Афанасий Никитин

Мурашова Катерина

Лиса Винченцо

 

Вино из тонкогорлого серебряного кувшина налил в кубки темнокожий слуга.

— Афонас, торговый гость и гость в моем доме! Воистину ты совершил диковинное путешествие, — восторгался хозяин.

— Хожение мое еще не окончено, Винченцо, — качнул головой Афанасий, пригубливая терпкое душистое вино. — Надобно еще на Русь пройти.

— Пройдешь! Как не пройти! — с воодушевлением воскликнул Винченцо Перотта, помощник и доверенное лицо консула Генуи, Джоффредо Леркари, представитель могущественного Генуэзского банка святого Георгия. — Столько стран и народов ты уж преодолел, столько морских миль проплыл! Тебе, должно быть, сказали, что я — любитель слушать рассказы торговых гостей. Многие диковинные люди морем и сушей прибывают торговать в Каффу, много странных историй и баек рассказывают. Но такого удивительного рассказа мне слышать еще не приходилось! А нет ли у тебя, Афонас, карт тех мест?

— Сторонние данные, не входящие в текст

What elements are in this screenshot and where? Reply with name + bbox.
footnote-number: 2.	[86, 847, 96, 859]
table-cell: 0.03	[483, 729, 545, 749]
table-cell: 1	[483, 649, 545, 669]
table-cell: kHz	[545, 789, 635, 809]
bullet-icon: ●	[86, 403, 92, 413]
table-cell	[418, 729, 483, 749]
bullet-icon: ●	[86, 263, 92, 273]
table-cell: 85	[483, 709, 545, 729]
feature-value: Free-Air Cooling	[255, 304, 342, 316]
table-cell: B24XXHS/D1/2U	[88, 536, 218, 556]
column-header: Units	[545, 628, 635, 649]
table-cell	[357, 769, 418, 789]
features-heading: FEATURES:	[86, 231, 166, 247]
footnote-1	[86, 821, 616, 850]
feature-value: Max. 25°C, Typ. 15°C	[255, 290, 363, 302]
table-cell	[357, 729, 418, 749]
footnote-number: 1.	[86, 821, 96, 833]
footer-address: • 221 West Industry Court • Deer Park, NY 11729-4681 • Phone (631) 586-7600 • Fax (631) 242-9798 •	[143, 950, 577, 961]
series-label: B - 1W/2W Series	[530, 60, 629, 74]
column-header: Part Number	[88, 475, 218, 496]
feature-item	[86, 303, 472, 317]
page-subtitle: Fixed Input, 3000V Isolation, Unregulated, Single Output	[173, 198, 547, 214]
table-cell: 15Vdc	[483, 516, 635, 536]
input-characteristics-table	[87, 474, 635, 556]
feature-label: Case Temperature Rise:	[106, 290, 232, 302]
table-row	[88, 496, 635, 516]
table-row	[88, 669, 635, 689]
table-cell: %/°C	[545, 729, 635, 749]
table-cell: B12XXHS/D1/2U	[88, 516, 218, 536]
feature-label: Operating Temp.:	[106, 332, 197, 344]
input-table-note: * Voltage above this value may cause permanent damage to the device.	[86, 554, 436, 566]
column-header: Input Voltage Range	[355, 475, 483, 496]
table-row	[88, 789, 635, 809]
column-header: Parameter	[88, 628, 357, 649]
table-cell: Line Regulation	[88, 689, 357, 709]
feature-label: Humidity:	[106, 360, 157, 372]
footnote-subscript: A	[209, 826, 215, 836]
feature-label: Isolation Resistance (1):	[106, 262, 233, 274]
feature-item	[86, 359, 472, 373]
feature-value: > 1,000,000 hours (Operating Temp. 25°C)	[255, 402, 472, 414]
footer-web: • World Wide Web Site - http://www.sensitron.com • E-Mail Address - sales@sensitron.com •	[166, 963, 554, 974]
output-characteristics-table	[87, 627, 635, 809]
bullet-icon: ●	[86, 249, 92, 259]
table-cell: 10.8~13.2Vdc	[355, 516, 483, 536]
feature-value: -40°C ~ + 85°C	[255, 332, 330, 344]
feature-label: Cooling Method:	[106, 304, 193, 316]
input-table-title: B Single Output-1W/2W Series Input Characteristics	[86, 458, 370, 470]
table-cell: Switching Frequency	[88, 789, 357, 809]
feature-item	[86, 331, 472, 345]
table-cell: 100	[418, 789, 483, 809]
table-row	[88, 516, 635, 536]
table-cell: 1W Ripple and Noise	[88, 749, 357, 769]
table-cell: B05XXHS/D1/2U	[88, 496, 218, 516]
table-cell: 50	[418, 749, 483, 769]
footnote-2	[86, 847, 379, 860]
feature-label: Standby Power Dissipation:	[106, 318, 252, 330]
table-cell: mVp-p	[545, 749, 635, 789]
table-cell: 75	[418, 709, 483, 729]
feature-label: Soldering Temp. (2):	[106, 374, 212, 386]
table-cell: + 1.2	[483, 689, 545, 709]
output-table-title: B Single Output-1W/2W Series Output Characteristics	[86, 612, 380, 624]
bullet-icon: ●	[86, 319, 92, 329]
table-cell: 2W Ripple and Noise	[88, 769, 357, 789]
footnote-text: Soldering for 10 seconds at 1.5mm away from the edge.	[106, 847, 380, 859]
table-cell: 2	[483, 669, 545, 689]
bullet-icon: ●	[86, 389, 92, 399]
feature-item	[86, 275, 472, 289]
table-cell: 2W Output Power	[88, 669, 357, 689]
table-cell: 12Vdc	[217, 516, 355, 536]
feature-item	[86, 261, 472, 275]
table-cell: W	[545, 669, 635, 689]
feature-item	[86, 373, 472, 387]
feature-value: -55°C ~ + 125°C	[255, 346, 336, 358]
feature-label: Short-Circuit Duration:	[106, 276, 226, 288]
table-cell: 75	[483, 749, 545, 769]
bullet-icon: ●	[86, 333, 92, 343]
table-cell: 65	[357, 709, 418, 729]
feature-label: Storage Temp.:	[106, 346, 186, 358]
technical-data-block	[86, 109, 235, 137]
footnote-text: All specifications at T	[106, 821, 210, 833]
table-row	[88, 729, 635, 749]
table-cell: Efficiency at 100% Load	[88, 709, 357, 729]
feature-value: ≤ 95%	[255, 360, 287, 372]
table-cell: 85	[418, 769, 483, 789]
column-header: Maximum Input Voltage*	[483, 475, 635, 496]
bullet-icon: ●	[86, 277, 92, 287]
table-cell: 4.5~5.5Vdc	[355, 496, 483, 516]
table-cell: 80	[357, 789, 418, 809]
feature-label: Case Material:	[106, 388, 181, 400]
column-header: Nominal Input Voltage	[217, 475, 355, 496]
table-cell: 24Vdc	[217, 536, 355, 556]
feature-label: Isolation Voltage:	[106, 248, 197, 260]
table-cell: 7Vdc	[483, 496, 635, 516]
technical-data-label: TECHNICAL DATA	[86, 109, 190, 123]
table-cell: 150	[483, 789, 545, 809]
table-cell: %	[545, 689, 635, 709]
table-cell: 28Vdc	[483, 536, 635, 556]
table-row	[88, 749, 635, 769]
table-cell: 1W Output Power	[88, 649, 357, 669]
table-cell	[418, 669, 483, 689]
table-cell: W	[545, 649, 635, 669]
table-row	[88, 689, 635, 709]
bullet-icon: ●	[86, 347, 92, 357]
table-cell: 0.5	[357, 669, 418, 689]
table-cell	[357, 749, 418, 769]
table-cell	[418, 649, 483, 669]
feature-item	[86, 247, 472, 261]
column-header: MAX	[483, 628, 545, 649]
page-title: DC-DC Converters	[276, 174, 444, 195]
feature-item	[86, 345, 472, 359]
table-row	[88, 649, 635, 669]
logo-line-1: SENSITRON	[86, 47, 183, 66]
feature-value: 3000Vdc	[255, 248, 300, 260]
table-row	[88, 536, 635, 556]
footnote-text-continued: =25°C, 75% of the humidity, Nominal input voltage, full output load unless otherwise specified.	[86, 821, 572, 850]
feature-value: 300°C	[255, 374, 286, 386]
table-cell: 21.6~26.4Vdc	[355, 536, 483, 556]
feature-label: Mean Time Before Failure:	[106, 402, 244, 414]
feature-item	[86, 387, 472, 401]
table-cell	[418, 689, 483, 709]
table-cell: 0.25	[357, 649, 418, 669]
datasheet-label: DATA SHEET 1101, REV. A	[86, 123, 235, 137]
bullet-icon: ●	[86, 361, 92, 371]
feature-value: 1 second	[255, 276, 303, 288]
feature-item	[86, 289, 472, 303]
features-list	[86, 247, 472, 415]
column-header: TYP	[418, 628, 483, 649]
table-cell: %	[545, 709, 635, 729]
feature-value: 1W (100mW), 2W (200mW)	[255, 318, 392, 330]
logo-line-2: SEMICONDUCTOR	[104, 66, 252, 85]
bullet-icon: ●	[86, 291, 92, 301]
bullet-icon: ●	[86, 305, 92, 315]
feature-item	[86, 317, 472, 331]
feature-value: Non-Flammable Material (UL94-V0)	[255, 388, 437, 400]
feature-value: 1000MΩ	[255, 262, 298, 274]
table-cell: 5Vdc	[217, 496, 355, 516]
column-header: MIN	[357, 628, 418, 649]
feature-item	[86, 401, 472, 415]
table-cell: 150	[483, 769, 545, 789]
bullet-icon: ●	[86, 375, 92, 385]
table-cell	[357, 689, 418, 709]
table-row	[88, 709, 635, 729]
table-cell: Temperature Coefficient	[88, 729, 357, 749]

— Нет, рисовать пути я не умею, да и готовых карт в Индийской земле не видывал.

— Жаль, Афонас, очень жаль… Но вот что ты обязан сделать! Ты же писать обучен?

— Грамоте разумею. Еще батюшкиными стараниями в малых годах, в родном дому обучен дьяком Димитрием.

— Вот! — искренне обрадовался Перотта. — Так запиши же обо всем, что видел. Это будет документ бесценный. Что мы об Индии знаем? Байки одни да сказки дикие. Это здесь, в просвещенной Каффе. А на родине твоей?

— Не кори, Винченцо, — Афанасий нахмурился, покачал головой. — Родина моя, Русь, грамотными и мудрыми людьми вельми богата. Ты бывал ли там, говорил ли с людьми смыслеными (мудрыми)? Или тоже байки слушаешь?

— Не сердись, Афонас, — Винченцо огорченно выпятил губу, блеснули живые сливовые глаза. — На Руси я не бывал и тебя обидеть не думал. Тебе верю. Да и должен каждый человек свой родной край ценить и хаять не давать. Так правильно. На том только на чужбине и выстоять можно. Верно я говорю?

— Верно, Винченцо! Ох, как верно сказал ты! — горячо подтвердил Афанасий. — Трудно в одиночку в чужом краю сохранить веру правильную, взгляд прямой! Так и хочется приспособиться, поддакнуть, где надо, промолчать, где выгодно…

— Аи, Афонас… — Перотта затряс головой, как бы вытряхивая что-то из волос, и неожиданно хлопнул в ладоши. — Джакомо-менестреля сюда!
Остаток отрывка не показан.